It is often convenient and efficient to write raw data to files. Converting numbers to strings is expensive and increases file size several fold. In scientific computing, where the data is often only a few types of very large arrays, raw data is not that hard to convert into forms that enable data processing, and short descriptors can be written once to aid the conversion. However when you have more complex data, like when writing a time series with a variety of types, this shifts a lot of effort to the data analysis side. It also makes software updates dangerous because of the required consistency between logging and analysis.
This has come up several times for me when working on embedded projects, and I don’t have a great solution but I can share what I’ve settled on in C/C++. Please comment with suggestions if you have ‘killed’ this problem.
I have a microcontroller wired up to a number of sensors running at rates between 500Hz and 1Hz and I’m logging the information to a SD card. Writes are batched with a double buffering system such that they occur less often than the worst case SD card latency (~250ms). Each buffer has a series of structs prefixed by a typecode.
The first pain point here is the typecode. Given a list of packet definitions, how do you enforce that all the typecodes are unique, so that the most impaired contributor won’t mess anything up?
With python, you can do something like the following:
import inspect
class packet_A:
def __init__(a):
self.a = a
class packet_B:
def __init__(a, b):
self.a = a
self.b = b
# After the definitions, register typecodes
def filter(name):
return "packet" in name
class_list = [obj for obj in globals().values() if
inspect.isclass(obj) and
obj.__module__ == __name__ and
filter(obj.__name__)]
counter = 1
for cls in class_list:
cls.typecode = counter
counter += 1
When anyone adds a packet definition the packet will get its own unique typecode. Modifying class properties at runtime can make debugging harder, but a search for ‘typecode’ will reveal this file and hopefully make it clear what is going wrong.
Until reflection comes to C++, this style of thing is off the table. One can do something similar with macros and the compiler extension __counter__, but it’s unclear enough that doing things by hand is better. I just make sure that the pattern is visible in header file where packets are defined:
struct packet_rtc {
struct timer_time t;
RTC_TimeTypeDef sTime;
RTC_DateTypeDef sDate;
};
struct packet_vbatt {
struct timer_time t;
uint16_t vbatt_cnts;
};
struct packet_imu {
struct timer_time t;
uint16_t readings_cnts[4];
};
__inline__ uint8_t typecode(struct packet_rtc p) {
return 1;
};
__inline__ uint8_t typecode(struct packet_vbatt) {
return 2;
}
__inline__ uint8_t typecode(struct packet_imu) {
return 3;
}
Now that that is ‘solved’, is there an automated way to find the structure of these packets (member offsets and sizes)?
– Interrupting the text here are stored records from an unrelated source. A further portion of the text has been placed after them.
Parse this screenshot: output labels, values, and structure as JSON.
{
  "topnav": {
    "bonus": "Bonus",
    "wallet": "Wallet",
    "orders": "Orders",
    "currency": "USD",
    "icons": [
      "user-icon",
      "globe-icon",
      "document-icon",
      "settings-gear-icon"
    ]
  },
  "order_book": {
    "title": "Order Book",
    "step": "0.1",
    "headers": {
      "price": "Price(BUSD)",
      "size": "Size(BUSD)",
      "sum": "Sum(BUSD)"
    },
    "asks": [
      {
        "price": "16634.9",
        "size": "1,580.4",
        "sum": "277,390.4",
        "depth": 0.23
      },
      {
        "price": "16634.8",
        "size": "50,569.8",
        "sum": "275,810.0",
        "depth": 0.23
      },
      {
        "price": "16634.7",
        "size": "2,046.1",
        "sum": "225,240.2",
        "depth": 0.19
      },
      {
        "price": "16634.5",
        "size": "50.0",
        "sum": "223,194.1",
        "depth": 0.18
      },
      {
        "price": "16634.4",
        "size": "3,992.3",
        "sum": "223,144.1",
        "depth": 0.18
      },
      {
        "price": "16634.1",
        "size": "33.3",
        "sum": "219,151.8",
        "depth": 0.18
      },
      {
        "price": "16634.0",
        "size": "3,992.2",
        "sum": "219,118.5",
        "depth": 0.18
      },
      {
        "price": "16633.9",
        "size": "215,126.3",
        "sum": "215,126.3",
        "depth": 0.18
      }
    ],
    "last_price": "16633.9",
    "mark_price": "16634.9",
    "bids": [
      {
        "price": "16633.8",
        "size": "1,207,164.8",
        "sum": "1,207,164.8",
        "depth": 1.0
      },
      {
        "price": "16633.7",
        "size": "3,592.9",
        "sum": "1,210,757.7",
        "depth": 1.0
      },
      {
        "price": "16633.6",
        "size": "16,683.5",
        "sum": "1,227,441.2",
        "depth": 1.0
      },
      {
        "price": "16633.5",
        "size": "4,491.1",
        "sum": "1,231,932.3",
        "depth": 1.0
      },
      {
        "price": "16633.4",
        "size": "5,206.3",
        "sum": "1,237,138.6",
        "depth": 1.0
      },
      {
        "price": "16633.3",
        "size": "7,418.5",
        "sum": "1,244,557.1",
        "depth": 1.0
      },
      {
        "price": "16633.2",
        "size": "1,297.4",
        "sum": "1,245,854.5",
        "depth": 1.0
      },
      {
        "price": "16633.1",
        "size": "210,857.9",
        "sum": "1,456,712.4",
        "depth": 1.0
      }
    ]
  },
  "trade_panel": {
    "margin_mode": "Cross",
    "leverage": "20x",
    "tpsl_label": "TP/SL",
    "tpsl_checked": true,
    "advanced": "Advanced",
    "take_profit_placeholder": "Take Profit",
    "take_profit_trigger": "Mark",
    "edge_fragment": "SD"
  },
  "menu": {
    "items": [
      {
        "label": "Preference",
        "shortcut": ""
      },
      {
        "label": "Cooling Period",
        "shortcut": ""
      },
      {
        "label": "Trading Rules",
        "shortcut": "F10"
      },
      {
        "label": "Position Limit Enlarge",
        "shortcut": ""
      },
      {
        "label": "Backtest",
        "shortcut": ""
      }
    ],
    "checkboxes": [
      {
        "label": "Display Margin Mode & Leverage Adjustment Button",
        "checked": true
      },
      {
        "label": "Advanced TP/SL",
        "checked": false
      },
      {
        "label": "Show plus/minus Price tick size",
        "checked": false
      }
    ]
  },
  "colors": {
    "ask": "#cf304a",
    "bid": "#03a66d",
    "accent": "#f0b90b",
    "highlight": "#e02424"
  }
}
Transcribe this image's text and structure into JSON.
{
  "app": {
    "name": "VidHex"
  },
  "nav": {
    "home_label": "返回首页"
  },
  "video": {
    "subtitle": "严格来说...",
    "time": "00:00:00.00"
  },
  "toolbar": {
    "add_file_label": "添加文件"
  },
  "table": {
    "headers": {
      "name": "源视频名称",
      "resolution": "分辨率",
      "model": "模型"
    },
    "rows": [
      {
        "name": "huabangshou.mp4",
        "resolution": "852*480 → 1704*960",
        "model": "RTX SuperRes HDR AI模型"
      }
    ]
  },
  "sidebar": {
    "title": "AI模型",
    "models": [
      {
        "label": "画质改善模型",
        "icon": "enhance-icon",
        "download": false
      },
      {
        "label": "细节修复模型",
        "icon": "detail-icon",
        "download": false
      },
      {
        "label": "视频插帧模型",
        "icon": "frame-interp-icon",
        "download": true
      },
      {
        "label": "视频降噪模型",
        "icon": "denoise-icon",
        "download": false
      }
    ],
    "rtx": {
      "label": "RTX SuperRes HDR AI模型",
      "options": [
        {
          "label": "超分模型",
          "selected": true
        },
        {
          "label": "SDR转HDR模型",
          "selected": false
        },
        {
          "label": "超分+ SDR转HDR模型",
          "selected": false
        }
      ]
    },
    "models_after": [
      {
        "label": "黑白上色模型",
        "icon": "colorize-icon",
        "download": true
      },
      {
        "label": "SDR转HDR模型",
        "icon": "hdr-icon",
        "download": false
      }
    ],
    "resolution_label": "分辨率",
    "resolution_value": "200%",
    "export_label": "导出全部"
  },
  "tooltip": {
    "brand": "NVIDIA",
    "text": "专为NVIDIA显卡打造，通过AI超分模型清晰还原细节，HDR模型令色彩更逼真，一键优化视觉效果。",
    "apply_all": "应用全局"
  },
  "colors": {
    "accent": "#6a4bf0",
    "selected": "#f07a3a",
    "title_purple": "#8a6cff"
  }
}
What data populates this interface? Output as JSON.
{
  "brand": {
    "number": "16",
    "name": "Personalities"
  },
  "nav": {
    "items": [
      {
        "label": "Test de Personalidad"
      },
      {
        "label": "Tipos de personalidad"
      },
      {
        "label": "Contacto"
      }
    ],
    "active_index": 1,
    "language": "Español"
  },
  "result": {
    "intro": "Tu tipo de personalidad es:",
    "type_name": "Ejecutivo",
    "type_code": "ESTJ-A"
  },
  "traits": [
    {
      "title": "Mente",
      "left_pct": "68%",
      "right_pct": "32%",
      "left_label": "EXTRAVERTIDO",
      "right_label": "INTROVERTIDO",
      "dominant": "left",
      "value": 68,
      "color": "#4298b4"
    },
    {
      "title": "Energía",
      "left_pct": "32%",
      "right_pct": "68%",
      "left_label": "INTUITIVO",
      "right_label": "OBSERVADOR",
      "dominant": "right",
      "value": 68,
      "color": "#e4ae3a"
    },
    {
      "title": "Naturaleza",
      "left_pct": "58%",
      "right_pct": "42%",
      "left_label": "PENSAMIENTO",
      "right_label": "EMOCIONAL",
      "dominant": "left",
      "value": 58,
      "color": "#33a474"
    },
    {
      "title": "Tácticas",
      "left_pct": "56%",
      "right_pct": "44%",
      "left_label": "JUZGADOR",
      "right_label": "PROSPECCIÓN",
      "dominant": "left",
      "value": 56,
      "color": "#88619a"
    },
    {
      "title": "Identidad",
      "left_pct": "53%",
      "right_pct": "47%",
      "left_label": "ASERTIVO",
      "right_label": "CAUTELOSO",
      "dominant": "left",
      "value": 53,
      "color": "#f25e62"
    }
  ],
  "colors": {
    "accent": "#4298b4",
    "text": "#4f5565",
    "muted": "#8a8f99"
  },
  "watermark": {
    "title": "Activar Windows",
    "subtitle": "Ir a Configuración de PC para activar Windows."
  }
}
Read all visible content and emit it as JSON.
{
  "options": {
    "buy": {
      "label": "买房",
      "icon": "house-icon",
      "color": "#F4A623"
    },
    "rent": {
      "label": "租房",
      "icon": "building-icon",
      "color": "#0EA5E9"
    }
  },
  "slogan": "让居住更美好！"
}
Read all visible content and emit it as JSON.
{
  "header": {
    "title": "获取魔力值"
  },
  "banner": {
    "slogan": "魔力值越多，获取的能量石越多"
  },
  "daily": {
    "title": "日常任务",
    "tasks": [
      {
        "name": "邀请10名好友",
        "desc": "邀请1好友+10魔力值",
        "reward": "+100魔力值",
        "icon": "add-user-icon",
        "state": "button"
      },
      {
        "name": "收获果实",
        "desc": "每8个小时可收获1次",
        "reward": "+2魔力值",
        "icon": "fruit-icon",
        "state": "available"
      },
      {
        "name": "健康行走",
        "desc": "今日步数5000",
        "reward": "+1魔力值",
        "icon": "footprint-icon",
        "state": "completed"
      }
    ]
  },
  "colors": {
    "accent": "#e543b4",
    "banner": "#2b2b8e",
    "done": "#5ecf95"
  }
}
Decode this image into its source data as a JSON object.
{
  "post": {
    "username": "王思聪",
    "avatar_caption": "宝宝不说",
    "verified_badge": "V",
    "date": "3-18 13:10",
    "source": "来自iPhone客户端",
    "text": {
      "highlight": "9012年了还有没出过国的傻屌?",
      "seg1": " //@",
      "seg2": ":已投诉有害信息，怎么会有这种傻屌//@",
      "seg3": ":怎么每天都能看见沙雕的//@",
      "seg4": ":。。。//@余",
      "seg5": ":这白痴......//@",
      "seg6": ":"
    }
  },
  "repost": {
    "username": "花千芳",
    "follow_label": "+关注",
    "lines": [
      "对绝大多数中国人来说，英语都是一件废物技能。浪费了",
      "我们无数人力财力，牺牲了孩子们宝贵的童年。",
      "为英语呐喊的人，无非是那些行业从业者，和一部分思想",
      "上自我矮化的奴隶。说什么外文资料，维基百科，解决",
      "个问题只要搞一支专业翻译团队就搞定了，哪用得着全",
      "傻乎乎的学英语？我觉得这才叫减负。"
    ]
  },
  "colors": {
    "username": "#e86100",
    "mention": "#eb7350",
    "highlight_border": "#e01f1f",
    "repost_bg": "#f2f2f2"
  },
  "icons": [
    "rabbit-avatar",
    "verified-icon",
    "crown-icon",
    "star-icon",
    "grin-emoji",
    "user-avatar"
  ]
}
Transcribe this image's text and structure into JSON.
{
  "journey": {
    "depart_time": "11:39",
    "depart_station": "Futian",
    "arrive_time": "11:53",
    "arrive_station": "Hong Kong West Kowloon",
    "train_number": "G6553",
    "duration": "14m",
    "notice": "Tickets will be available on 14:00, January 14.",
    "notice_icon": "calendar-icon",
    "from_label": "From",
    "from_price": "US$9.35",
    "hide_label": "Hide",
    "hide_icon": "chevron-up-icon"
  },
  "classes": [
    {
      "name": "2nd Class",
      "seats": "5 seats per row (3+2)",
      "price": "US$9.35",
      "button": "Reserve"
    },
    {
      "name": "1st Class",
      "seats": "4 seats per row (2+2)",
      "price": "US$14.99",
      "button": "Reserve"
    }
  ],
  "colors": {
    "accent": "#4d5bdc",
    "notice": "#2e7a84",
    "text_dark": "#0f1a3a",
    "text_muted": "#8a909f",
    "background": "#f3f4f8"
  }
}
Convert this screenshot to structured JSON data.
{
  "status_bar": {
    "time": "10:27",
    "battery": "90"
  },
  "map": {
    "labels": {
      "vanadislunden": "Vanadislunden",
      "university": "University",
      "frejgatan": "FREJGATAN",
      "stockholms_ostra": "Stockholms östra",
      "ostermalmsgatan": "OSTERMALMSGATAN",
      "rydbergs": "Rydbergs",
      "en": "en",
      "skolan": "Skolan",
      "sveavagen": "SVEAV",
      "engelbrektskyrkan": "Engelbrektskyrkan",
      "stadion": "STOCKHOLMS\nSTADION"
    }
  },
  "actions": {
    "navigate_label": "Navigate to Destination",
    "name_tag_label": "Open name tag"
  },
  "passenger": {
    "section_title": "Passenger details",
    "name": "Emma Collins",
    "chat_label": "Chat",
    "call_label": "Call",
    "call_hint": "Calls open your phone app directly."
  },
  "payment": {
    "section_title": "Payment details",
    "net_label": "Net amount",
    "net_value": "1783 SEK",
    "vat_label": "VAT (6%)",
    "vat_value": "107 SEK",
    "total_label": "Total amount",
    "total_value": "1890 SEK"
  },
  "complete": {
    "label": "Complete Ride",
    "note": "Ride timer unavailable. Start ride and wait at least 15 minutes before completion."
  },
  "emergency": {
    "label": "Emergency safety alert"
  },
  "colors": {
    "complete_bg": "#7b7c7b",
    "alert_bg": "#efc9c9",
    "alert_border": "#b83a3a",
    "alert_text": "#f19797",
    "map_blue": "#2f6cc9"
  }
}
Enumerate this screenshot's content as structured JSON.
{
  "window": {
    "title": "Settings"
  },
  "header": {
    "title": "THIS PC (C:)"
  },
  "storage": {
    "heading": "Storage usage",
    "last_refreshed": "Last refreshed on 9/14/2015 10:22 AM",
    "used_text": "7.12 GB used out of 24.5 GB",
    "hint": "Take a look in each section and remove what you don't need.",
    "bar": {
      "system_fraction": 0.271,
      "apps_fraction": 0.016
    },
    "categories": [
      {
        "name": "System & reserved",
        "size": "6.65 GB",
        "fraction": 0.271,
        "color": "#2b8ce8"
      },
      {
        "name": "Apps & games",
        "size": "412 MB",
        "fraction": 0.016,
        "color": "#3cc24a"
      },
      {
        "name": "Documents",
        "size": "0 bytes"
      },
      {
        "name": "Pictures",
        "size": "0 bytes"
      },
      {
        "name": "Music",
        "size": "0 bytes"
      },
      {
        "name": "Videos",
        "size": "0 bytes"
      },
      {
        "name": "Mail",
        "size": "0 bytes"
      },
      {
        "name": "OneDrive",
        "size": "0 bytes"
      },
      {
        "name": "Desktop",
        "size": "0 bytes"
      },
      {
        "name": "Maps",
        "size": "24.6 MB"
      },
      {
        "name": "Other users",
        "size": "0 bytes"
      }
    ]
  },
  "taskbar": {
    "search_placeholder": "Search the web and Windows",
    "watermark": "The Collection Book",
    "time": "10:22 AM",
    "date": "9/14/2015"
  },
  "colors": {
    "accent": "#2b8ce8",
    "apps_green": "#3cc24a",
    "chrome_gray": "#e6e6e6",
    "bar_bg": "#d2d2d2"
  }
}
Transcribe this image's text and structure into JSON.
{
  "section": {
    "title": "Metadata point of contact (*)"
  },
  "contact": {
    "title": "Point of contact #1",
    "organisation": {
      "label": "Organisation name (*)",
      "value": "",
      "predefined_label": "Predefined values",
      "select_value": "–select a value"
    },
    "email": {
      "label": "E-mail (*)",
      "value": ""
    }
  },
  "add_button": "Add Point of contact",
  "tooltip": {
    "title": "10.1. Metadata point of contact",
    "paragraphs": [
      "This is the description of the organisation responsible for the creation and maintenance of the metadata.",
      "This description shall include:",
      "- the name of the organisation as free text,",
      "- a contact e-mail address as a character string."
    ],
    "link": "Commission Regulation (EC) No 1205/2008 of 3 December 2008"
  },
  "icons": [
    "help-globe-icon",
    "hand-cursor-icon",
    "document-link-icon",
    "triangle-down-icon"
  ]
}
I’ve been fighting with this for a bit and playing with different C++ reflection libraries; ideally all the work would be done at compile time, as the information is all available then. In the end I settled on automatically generating the descriptor generating file using a python c++ header parsing library:
import cxxheaderparser.simple
header_text = open("Core/Inc/packet.hpp","r").read().replace("__inline__", "")
data = cxxheaderparser.simple.parse_string(header_text)
work_string = ""
for class_type in data.namespace.classes:
class_name = class_type.class_decl.typename.segments[0].name
to_format_string = "%s %d"
format_args = f'"{class_name}", sizeof({class_name})'
for field in class_type.fields:
if isinstance(field.type, cxxheaderparser.types.Array):
element_type = field.type.array_of.typename.segments[0].name
element_num = field.type.size.tokens[0].value
element_name = field.name
to_format_string += " %s %d"
format_args += f', "{element_type} {element_name}[{element_num}]", offsetof({class_name},{element_name})'
elif isinstance(field.type, cxxheaderparser.types.Type):
element_type = field.type.typename.segments[0].name
element_name = field.name
to_format_string += " %s %d"
format_args += f', "{element_type} {element_name}", offsetof({class_name},{element_name})'
to_format_string += "\\n\\r"
work_string += f' cx = snprintf(buff, sizeof(buff), "{to_format_string}", {format_args});\n'
work_string += f' CDC_Transmit_FS((uint8_t*)buff, cx);\n\n'
h_file_text = """
void data_description();
"""
c_file_text = ("""#include "datadescriptor.hpp"
#include <cstddef>
#include <cstdio>
#include "usbd_cdc_if.h"
#include "packet.hpp"
void data_description() {
char buff[200];
int cx;
""" + work_string +
"}\n")
with open("Core/Src/datadescriptor.cpp", "w") as f:
f.write(c_file_text)
with open("Core/Inc/datadescriptor.hpp", "w") as f:
f.write(h_file_text)
Then the function data_descriptor can be called on the embedded system to generate a string description with member types, names and offsets, which can be written at the beginning of the log and parsed to aid in data analysis.
I don’t find this a very satisfying solution, but it is better than writing out each string by hand for every packet type.